If you send me a voice note exceeding 20 seconds, I will consider it a podcast and not listen to it.
if you’re ever worried there’s an intruder in your house, shout 69 down the stairs. if no one laughs, there’s no one there
I am AWFUL at picking up if a woman is into me.
Even if one said, “I want to do you.” I’d respond, “What do you mean? Like an impression?”

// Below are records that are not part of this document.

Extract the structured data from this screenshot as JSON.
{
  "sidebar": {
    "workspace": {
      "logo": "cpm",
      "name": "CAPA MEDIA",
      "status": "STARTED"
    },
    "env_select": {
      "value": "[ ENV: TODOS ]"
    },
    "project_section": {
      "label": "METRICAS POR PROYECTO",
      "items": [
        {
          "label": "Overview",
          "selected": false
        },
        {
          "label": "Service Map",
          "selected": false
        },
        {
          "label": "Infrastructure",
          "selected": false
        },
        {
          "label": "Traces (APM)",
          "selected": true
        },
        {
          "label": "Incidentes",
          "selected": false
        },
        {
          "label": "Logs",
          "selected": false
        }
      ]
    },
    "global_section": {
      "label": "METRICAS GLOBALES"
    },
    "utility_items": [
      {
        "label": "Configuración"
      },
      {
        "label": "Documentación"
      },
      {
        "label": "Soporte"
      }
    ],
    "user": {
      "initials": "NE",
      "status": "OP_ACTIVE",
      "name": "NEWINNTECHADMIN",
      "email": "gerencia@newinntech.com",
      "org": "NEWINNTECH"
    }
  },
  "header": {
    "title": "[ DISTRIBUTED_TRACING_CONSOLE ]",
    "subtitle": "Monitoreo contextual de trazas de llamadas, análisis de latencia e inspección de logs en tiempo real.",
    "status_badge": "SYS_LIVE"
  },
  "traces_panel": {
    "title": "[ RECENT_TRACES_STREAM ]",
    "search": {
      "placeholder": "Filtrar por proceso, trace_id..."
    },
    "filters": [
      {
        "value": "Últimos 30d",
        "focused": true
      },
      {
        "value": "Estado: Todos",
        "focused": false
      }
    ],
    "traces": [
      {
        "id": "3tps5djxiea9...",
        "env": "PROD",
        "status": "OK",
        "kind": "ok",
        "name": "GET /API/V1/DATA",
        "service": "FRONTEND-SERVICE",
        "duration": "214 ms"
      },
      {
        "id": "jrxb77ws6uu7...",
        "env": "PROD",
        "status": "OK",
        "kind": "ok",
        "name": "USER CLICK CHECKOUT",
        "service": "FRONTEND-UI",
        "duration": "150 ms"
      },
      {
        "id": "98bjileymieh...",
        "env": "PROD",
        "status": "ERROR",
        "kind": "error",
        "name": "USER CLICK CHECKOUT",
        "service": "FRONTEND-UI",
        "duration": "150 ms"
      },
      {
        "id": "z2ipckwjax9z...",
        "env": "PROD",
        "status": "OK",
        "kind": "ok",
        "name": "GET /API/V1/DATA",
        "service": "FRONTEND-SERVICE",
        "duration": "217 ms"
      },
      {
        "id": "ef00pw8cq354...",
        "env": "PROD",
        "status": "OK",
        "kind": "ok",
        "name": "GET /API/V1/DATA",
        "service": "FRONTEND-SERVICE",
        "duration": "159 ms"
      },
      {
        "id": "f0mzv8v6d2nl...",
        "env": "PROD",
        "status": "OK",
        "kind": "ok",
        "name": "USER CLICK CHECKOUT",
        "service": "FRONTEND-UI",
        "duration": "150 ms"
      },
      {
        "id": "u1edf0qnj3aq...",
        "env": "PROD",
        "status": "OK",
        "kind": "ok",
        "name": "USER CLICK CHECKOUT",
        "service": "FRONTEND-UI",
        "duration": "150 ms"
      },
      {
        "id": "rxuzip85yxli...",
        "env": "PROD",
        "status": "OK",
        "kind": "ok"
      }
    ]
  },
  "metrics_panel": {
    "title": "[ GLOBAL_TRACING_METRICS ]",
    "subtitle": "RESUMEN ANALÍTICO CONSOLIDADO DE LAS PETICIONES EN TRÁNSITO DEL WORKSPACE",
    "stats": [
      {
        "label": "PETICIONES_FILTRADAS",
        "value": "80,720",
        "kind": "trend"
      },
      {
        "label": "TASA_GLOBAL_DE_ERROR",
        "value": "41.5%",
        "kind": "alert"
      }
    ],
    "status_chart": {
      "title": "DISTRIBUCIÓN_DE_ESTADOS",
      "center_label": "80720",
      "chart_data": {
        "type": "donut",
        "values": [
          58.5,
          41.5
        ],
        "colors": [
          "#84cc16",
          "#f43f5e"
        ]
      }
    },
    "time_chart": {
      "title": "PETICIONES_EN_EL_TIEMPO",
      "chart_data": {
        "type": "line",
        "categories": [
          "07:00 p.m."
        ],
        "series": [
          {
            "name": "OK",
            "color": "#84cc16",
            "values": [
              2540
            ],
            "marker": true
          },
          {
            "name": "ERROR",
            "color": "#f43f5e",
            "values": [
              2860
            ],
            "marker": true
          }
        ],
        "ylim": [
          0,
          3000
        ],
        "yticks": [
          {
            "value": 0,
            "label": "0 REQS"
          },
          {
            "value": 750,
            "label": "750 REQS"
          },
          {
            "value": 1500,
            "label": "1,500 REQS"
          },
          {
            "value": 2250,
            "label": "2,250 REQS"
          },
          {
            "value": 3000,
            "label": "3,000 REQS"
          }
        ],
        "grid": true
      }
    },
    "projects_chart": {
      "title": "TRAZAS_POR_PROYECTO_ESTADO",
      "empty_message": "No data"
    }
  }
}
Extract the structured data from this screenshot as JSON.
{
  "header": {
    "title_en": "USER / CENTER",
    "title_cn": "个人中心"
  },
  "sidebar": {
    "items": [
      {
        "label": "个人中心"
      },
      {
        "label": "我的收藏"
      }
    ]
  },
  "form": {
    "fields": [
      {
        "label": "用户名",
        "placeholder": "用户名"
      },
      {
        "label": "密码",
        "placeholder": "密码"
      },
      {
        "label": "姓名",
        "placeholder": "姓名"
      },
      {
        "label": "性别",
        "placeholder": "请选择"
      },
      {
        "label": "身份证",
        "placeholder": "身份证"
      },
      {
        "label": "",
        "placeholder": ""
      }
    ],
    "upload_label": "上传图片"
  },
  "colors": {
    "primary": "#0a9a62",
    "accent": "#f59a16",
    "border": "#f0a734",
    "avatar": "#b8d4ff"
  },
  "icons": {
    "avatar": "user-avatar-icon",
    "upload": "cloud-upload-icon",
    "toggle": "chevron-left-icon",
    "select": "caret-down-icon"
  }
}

little known fact: less famous brother, eustice wright, invented flying a spoon of vegetables into babies’ mouths
my son needs help with his math project so i did what any good parent would do. i slipped out the back door and started a new life in costa rica
[first time picking up the tab]
her: don’t forget to leave a tip
me: ah yes *scribbles ‘don’t do drugs’ on receipt*
a bat optometrist making me yell down a hallway
Mickey wouldn’t last 2 min in a Tom & Jerry episode
Scientists report global context shortage. “I guess I’ll have flan,” some scientist said, totally out of context.